Geduld ist nicht meine starke Seite und bis Mitte Juli geduldig bleiben ohne jemandem aus Impfneid im Restaurant das Gesicht in den Pastateller zu drücken oder die erstbeste Gelegenheit zum Vordrängeln in der Impfreihenfolge schamlos auszunutzen, wird hart. Richtig knüppelhart.

Die nächste Pandemie bitte erst, wenn die Kinder aus dem Haus sind. Danke.

Tag 1764 – Ach.

Es ist alles sehr… ach. Blöd einfach. Es sieht so aus, als „müsste“ ich zeitnah noch nach Deutschland, jedenfalls, wenn ich meine Omi noch mal sehen möchte. Es ist immer noch Pandemie. Es gelten immer noch Reisebeschränkungen und nach meiner Rückkehr müsste ich in Quarantäne, 10 Tage. Vielleicht (!) wird das alles ab 20.8. anders aussehen, das erfahren wir aber erst am 20.7. (glaube ich) und das ist doch alles total kacke. Pandemie ist ein Arschloch. Krebs auch. Alles Arschloch.

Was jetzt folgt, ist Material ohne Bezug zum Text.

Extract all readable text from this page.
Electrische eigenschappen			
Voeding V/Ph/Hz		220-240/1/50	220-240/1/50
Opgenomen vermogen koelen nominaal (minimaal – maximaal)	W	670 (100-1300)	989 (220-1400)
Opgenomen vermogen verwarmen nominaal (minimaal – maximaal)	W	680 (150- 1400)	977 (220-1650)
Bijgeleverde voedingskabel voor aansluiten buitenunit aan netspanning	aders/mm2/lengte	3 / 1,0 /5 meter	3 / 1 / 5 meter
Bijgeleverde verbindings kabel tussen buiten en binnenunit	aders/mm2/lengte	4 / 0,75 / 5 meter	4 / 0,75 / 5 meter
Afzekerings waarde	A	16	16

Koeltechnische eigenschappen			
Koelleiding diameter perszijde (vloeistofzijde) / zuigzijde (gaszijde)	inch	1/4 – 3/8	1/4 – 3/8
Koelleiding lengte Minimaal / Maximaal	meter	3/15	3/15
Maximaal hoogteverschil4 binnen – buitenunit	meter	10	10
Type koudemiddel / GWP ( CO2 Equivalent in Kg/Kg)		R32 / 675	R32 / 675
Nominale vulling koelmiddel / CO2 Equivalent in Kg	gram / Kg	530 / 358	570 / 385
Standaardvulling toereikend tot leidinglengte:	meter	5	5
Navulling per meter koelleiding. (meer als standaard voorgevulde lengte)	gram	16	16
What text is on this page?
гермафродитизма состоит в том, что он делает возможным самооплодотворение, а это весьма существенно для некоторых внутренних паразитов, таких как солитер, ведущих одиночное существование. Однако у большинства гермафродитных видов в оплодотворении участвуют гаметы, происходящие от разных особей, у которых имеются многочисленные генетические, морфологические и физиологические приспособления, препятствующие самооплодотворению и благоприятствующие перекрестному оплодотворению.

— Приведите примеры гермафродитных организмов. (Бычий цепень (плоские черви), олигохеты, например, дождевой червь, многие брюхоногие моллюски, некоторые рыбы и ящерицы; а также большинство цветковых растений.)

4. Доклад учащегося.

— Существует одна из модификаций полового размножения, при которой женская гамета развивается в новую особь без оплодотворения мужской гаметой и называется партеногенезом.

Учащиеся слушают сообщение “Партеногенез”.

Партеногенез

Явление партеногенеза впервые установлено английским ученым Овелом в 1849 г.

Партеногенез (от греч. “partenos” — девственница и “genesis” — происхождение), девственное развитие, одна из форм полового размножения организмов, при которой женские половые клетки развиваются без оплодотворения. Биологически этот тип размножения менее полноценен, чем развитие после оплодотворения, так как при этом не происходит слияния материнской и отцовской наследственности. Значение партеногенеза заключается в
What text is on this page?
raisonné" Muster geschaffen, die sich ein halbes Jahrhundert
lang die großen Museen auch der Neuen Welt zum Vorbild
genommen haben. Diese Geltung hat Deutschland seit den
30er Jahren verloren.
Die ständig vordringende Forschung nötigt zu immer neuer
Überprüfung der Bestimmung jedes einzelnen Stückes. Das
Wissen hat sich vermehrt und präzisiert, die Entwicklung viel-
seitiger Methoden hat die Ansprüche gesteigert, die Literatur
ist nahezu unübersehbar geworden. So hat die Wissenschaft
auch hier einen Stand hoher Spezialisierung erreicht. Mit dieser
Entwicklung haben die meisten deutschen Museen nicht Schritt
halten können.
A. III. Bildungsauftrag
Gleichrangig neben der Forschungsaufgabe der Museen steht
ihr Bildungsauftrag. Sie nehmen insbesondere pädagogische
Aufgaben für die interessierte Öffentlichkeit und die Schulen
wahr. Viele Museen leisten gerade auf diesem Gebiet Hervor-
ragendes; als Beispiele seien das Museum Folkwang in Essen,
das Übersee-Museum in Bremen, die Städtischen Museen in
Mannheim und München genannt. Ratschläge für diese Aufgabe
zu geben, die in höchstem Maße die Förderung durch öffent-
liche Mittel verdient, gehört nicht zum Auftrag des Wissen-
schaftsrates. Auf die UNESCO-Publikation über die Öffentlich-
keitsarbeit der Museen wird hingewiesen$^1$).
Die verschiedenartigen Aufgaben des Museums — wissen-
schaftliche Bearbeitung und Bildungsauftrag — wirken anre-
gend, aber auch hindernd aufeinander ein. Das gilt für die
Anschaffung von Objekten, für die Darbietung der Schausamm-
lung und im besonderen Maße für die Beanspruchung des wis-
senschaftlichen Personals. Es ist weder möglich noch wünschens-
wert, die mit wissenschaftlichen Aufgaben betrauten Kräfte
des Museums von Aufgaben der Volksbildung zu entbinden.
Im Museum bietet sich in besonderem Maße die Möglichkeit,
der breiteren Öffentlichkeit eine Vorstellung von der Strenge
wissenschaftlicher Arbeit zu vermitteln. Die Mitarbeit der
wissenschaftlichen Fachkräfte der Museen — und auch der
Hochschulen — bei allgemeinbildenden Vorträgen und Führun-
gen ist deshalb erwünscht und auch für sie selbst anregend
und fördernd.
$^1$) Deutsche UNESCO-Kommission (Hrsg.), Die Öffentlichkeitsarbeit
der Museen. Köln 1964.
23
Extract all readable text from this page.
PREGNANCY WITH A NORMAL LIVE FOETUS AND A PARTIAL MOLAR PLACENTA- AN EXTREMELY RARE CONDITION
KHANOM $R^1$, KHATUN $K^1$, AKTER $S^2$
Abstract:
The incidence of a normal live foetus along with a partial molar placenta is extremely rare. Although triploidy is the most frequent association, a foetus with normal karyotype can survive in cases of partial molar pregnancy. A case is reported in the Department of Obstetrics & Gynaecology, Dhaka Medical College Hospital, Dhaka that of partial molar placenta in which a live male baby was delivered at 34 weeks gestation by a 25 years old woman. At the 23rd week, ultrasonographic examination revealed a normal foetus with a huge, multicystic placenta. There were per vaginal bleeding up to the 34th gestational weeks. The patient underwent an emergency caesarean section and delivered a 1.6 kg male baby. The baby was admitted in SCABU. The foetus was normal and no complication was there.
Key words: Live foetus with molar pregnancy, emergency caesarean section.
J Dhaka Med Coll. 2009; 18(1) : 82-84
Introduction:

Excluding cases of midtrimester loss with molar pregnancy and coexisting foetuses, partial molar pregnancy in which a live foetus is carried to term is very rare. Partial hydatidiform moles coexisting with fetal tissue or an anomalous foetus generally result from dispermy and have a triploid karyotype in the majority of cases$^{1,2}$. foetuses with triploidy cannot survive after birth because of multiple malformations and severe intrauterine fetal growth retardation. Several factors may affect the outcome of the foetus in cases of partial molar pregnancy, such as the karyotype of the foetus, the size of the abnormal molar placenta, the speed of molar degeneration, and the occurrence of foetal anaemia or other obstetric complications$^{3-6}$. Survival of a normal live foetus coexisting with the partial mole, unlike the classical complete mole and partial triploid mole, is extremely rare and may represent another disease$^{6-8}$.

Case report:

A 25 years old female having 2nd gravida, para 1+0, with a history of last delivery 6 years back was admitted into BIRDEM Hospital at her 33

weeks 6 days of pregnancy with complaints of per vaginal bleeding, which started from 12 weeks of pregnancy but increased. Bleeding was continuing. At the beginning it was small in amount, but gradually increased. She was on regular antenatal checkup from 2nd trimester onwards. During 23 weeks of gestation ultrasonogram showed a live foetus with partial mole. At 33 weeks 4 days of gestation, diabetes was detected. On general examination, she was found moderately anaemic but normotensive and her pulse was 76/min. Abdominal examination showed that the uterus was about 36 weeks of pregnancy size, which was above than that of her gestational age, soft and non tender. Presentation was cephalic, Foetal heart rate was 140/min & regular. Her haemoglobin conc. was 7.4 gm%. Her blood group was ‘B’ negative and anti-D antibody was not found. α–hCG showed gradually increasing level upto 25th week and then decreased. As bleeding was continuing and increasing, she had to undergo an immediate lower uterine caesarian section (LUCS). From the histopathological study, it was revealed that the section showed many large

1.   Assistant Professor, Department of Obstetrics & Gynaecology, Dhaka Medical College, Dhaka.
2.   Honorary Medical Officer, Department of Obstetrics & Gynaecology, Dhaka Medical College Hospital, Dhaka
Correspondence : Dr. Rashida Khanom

Dann so was, was mir mal ein*e Norweger*In erklären muss: wozu genau brauche ich eine Reiseversicherung? Ich reise quasi nie außerhalb Europas, wo meine Krankenversicherung nicht gültig wäre. Ich buche immer für 10€ oder so eine Reiserücktrittsversicherung mit, wenn ich privat eine Reise buche. Eine Unfallversicherung, die im Fall bleibender körperlicher Beeinträchtigungen ganze 30.000€ auszahlt, ist ja wohl ein Witz, eine Lebensversicherung, die 10.000€ auszahlt, auch. Wenn mein Flug verspätet ist, oder mein Gepäck verbummelt wird, haftet die Airline. Außer für den Fall, dass es eine Reisewarnung gibt und ich deshalb eine Reise nicht antreten will, sehe ich echt keinen Grund, eine weitere Versicherung zu haben, ABER die norwegische Regierung empfiehlt das ja ausdrücklich. Warum?